India's second-most populous state of Maharashtra lifted many curbs this week in its cities, such as the financial capital of Mumbai, re-opening malls, movie theatres and gyms at 50 per cent capacity and freeing offices from staff attendance limits.
"We should have a clear plan, and keep our preparations ready for the next few weeks, whenever the next wave comes," Dr Rahul Pandit, a member of the state's Covid-19 task force and a director of Fortis Hospitals Mumbai, told Reuters.
"Our efforts should be directed in delaying the wave as much as we can, and even try to prevent it."
A Reuters poll of medical experts showed that a third wave of infections is likely to hit India by October, and although it will be better controlled than the last outbreak, the pandemic will remain a public health threat for at least another year.
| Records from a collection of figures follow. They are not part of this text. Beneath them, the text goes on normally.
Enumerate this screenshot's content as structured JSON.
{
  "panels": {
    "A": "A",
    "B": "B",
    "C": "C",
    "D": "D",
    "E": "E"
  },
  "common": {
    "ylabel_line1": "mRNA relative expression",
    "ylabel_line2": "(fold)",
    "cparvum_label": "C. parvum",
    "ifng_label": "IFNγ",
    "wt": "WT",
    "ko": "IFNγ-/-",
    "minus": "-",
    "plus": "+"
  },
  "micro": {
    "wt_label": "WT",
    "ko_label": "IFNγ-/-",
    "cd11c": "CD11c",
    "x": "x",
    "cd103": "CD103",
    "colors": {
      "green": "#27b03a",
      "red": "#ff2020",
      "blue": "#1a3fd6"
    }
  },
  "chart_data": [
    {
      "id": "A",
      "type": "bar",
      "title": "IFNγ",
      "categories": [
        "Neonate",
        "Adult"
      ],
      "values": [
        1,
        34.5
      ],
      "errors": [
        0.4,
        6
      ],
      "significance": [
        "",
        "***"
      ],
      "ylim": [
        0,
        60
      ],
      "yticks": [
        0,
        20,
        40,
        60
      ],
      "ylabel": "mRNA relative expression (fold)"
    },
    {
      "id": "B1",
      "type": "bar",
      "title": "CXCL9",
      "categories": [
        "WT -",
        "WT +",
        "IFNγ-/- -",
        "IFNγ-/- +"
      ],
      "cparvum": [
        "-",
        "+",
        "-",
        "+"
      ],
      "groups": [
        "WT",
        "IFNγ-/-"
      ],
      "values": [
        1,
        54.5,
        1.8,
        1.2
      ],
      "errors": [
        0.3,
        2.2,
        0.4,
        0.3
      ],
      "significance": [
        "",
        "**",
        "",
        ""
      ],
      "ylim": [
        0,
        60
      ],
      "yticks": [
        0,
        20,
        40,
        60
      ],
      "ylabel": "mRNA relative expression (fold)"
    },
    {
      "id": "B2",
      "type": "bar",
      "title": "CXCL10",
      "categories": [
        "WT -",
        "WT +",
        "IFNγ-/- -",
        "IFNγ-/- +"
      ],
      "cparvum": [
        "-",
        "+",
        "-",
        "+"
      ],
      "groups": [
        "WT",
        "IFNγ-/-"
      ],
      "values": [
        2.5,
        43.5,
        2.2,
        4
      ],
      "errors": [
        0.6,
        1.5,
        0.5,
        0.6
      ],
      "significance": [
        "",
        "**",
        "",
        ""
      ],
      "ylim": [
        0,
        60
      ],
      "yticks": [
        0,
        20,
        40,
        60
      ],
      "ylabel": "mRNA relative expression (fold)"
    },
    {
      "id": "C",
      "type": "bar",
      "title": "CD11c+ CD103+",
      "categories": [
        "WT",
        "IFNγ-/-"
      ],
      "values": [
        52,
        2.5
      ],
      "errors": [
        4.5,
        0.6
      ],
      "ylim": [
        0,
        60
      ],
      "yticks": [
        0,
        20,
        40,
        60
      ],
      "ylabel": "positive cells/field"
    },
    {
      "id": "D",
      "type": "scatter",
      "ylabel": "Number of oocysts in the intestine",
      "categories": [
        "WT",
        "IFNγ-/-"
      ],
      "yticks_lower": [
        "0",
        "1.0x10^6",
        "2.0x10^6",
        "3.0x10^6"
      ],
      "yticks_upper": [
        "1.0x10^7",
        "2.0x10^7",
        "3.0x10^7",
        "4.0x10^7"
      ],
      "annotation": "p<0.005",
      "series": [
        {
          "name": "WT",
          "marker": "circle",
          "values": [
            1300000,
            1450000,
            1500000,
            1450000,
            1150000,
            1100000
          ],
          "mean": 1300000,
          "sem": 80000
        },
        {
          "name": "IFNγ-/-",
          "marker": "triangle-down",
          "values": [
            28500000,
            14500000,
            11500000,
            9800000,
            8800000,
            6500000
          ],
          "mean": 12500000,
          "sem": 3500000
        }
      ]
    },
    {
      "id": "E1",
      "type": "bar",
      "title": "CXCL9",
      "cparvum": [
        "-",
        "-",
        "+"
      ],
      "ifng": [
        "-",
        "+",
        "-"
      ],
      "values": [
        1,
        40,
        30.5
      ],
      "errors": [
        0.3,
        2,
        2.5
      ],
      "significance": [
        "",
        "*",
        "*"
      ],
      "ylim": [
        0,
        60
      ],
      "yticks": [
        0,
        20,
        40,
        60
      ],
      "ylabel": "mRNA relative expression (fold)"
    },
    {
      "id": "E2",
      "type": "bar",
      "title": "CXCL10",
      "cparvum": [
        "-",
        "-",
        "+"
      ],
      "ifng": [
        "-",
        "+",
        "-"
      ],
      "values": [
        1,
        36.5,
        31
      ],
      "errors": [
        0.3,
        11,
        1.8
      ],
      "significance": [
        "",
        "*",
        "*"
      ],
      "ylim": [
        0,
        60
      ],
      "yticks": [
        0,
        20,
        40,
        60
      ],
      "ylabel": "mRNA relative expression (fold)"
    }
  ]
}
Maharashtra, the epicentre of India's second wave, has yet to fully emerge from it, Dr Pandit added, after having gone into lockdown in early April as the surge pushed sparse healthcare facilities to breaking point.
As media broadcast images of large crowds in markets and streets, with virtually no social distancing, India reported on Friday (June 18) 62,480 new infections over the past 24 hours, with deaths at a two-month low of 1,587.
But India, along with Brazil, is one of the countries reporting the highest seven-day daily average of deaths.
Maharashtra, with 9,830 new infections overnight, accounts for about a fifth of India's total of 29.76 million infections.
Its death toll stands at more than 116,000.
Crowds and traffic also filled streets in other cities, from the capital of New Delhi to the southern tech hub of Bengaluru, though experts cautioned that a race to resume business activities could compromise vaccination efforts.
"The government on its part has to ramp up vaccination to reach a target of 10 million jabs a day and also unleash a blitzkrieg about the advantages of vaccination to overcome vaccine hesitancy," said Dr Harsh Mahajan, president of Nathealth, a grouping of private healthcare providers.
Although India is the world's largest vaccine producer, it has managed to inoculate only a little over 5 per cent of all 950 million eligible adults.